This applies the current matching semantics for character classes, matching either characters or Unicode scalars depending on the current options.

natecook1000 · 2022-05-18T23:43:40Z

@swift-ci Please test

The prior implementation didn't make a lot of sense, and couldn't handle cases like `/(?i)[X-c]/`. This new approach uses simple case matching to test if the character is within the range, then tests if the uppercase or lowercase mappings are within the range.

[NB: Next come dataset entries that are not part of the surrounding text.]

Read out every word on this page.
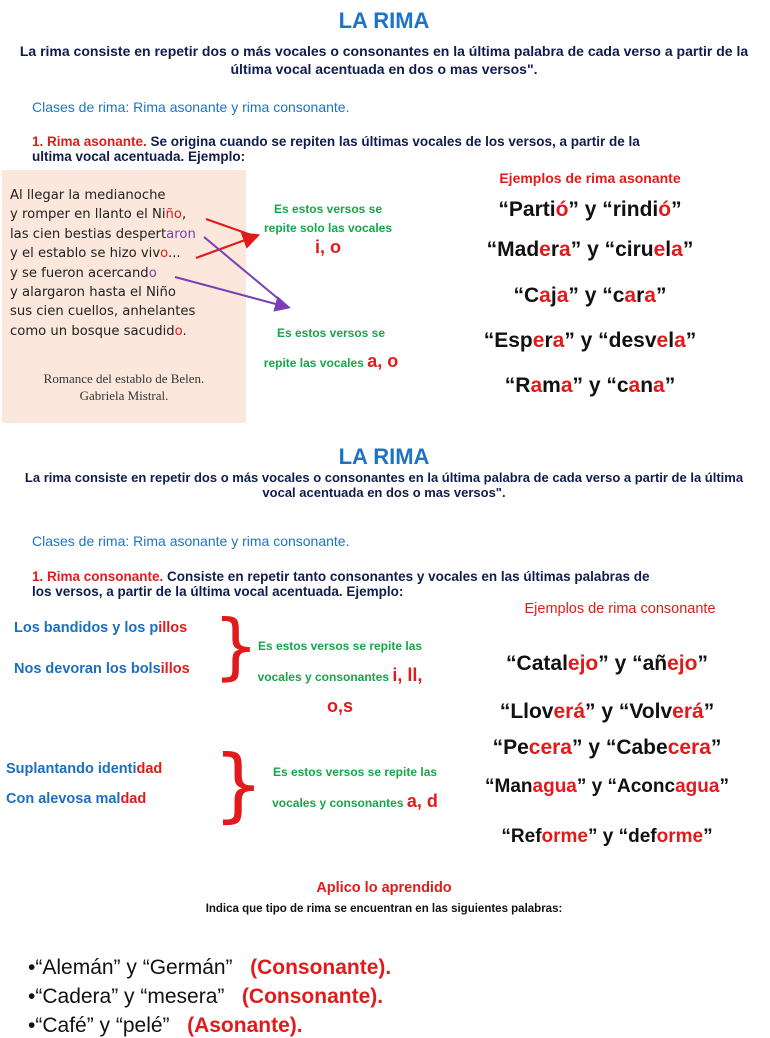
LA RIMA
La rima consiste en repetir dos o más vocales o consonantes en la última palabra de cada verso a partir de la última vocal acentuada en dos o mas versos".
Clases de rima: Rima asonante y rima consonante.
1. Rima asonante. Se origina cuando se repiten las últimas vocales de los versos, a partir de la
ultima vocal acentuada. Ejemplo:
Al llegar la medianoche
y romper en llanto el Niño,
las cien bestias despertaron
y el establo se hizo vivo...
y se fueron acercando
y alargaron hasta el Niño
sus cien cuellos, anhelantes
como un bosque sacudido.
Romance del establo de Belen.
Gabriela Mistral.
Es estos versos se repite solo las vocales
i, o
Es estos versos se
repite las vocales a, o
Ejemplos de rima asonante
LA RIMA
La rima consiste en repetir dos o más vocales o consonantes en la última palabra de cada verso a partir de la última vocal acentuada en dos o mas versos".
Clases de rima: Rima asonante y rima consonante.
1. Rima consonante. Consiste en repetir tanto consonantes y vocales en las últimas palabras de
los versos, a partir de la última vocal acentuada. Ejemplo:
Ejemplos de rima consonante
} Es estos versos se repite las
vocales y consonantes i, ll,
o,s
} Es estos versos se repite las
vocales y consonantes a, d
Aplico lo aprendido
Indica que tipo de rima se encuentran en las siguientes palabras:
“Partió” y “rindió”
“Madera” y “ciruela”
“Caja” y “cara”
“Espera” y “desvela”
“Rama” y “cana”
Los bandidos y los pillos
Nos devoran los bolsillos
Suplantando identidad
Con alevosa maldad
“Catalejo” y “añejo”
“Lloverá” y “Volverá”
“Pecera” y “Cabecera”
“Managua” y “Aconcagua”
“Reforme” y “deforme”
•“Alemán” y “Germán” (Consonante).
•“Cadera” y “mesera” (Consonante).
•“Café” y “pelé” (Asonante).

Fixes apple#395

natecook1000 · 2022-05-19T04:36:44Z

@swift-ci Please test

milseman · 2022-05-19T13:59:03Z

Sources/_RegexParser/Regex/AST/Atom.swift

@@ -771,7 +771,7 @@ extension AST.Atom {
  /// range.
  public var isValidCharacterClassRangeBound: Bool {
    // If we have a literal character value for this, it can be used as a bound.
-    if literalCharacterValue != nil { return true }
+    if literalCharacterValue?.hasExactlyOneScalar == true { return true }


Does normalization affect this?

It does for sure, it would help if we normalized all characters as we stored them in the custom character class model.

Which normalization?

NFC would allow us to permit as many characters as possible to act as endpoints.

milseman · 2022-05-19T13:59:25Z

Sources/_RegexParser/Utility/Misc.swift

@@ -19,6 +19,13 @@ extension Substring {
  var string: String { String(self) }
 }

+extension Character {
+  /// Whether this character is made up of exactly one Unicode scalar value.
+  public var hasExactlyOneScalar: Bool {


Why is this public?

This was previously in the _StringProcessing module; we need it in _RegexParser for the compile-time validation.

milseman · 2022-05-19T14:01:13Z